Não é novidade que vivemos num país muito rico, sob todos os aspectos. Podemos mesmo dizer, sem exagero, que somos o país da abundância. No entanto, o cenário presente na vida da imensa maioria da população é de extrema escassez. Esse paradoxo gera uma profunda inquietação de que podemos tomar consciência lembrando algumas questões econômicas que atingem diretamente a vida do povo brasileiro. Por que razão a economia está estagnada, apesar de nossas imensas capacidades? Por que os juros são tão elevados no Brasil? Por que uma das maiores potências produtoras de alimentos do mundo (somos o terceiro maior produtor de alimentos do planeta) tem mais da metade da população em insegurança alimentar? A crise da fome não acontece por um acaso: o modelo econômico brasileiro é configurado de modo a resultar em privilégios e na concentração da renda e da riqueza nas mãos de uma minoria, em detrimento da justa distribuição de renda e riqueza, impedindo o nosso desenvolvimento socioeconômico. Numa palavra, a agenda econômica implementada é diretamente responsável por essa tragédia humanitária.
Enquanto o grande agronegócio, orientado exclusivamente para a exportação, festeja recordes de faturamento, de safras e de exportação de commodities, o Brasil tem hoje 33 milhões de famintos (no Nordeste, 12 milhões) e 125,2 milhões em situação de insegurança alimentar, chegando a haver disputas por ossos e restos de lixo de supermercado para garantir a sobrevivência. Esse paradoxo atesta que a opção pela primazia do agronegócioe pelo abandono de políticas voltadas ao pequeno agricultor e à agricultura familiar e o desmonte da CONAB, que garantia os estoques reguladores de alimentos, afetam diretamente a alimentação do povo brasileiro, que está sendo tratada como um mero negócio. O que de fato alimenta a população é principalmente a produção da pequena agricultura familiar, que ocupa a menor parte das terras, recebe a menor parte dos financiamentos estatais, mas pouquíssima atenção dos sucessivos governos.

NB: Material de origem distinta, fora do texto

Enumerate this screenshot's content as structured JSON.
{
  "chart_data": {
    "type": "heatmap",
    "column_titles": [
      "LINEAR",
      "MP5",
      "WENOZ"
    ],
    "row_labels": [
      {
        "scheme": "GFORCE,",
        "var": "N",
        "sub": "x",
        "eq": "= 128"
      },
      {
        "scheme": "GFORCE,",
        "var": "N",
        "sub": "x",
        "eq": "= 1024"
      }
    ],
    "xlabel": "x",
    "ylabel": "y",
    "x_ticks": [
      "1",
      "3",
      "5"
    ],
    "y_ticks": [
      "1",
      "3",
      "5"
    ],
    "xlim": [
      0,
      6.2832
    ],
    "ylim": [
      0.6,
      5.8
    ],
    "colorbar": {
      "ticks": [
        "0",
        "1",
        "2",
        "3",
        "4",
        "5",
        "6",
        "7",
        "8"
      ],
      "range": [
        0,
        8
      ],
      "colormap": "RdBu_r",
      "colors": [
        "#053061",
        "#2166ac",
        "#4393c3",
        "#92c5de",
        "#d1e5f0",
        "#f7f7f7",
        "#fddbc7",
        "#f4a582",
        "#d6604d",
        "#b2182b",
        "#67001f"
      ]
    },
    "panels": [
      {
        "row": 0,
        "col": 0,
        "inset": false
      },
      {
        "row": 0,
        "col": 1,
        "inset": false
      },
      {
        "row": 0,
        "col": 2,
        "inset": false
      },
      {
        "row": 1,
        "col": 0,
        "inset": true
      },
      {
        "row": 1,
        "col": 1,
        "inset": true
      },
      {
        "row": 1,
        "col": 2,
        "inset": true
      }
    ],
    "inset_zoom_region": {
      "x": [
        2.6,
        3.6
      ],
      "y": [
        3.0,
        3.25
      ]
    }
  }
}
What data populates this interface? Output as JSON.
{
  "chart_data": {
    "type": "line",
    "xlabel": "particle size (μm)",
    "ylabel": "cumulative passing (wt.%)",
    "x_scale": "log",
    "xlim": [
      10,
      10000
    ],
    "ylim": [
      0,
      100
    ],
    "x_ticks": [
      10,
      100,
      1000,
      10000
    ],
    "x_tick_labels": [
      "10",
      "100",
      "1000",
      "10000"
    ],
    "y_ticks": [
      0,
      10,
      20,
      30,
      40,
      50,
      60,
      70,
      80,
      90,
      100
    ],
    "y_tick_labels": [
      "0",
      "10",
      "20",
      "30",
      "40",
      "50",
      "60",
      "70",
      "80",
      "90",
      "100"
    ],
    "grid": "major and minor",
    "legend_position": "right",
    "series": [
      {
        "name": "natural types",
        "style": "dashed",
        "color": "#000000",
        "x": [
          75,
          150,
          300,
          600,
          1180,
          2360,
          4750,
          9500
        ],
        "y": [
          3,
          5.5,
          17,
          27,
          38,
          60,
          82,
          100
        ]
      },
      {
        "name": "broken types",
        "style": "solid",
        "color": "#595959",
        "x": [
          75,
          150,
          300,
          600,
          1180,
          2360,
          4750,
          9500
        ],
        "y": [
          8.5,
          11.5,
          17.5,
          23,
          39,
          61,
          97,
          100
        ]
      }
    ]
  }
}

Enquanto analistas conservadores afirmam que não há alternativa diante do aumento dos preços de alimentos no mercado internacional, na realidade o problema está nas políticas agrária e agrícola do governo que, nos últimos anos, desmontaram os programas que asseguravam a compra de alimentos da agricultura familiar e se recusam a tributar as exportações, o que seria uma medida básica a ser tomada para reencaminhar parte da produção para o mercado interno. A falta de uma Reforma Agrária no país fortalece este modelo ao manter a agricultura familiar com a menor parte das terras. A atual dependência do Brasil na área de fertilizantes, por exemplo, provém da opção do governo brasileiro pelo desmonte da estrutura que mantínhamos, privatizando ou sucateando diversas fábricas de fertilizantes da Petrobras.
As definições das políticas agrícola e agrária que optam pelo predomínio do agronegócio e acarretam uma série de consequências ligadas à devastação territorial, contaminação do solo e dos rios devido ao uso exacerbado de venenos, além de provocarem inflação ainda desfrutam da isenção de impostos. A situação exige mudanças profundas!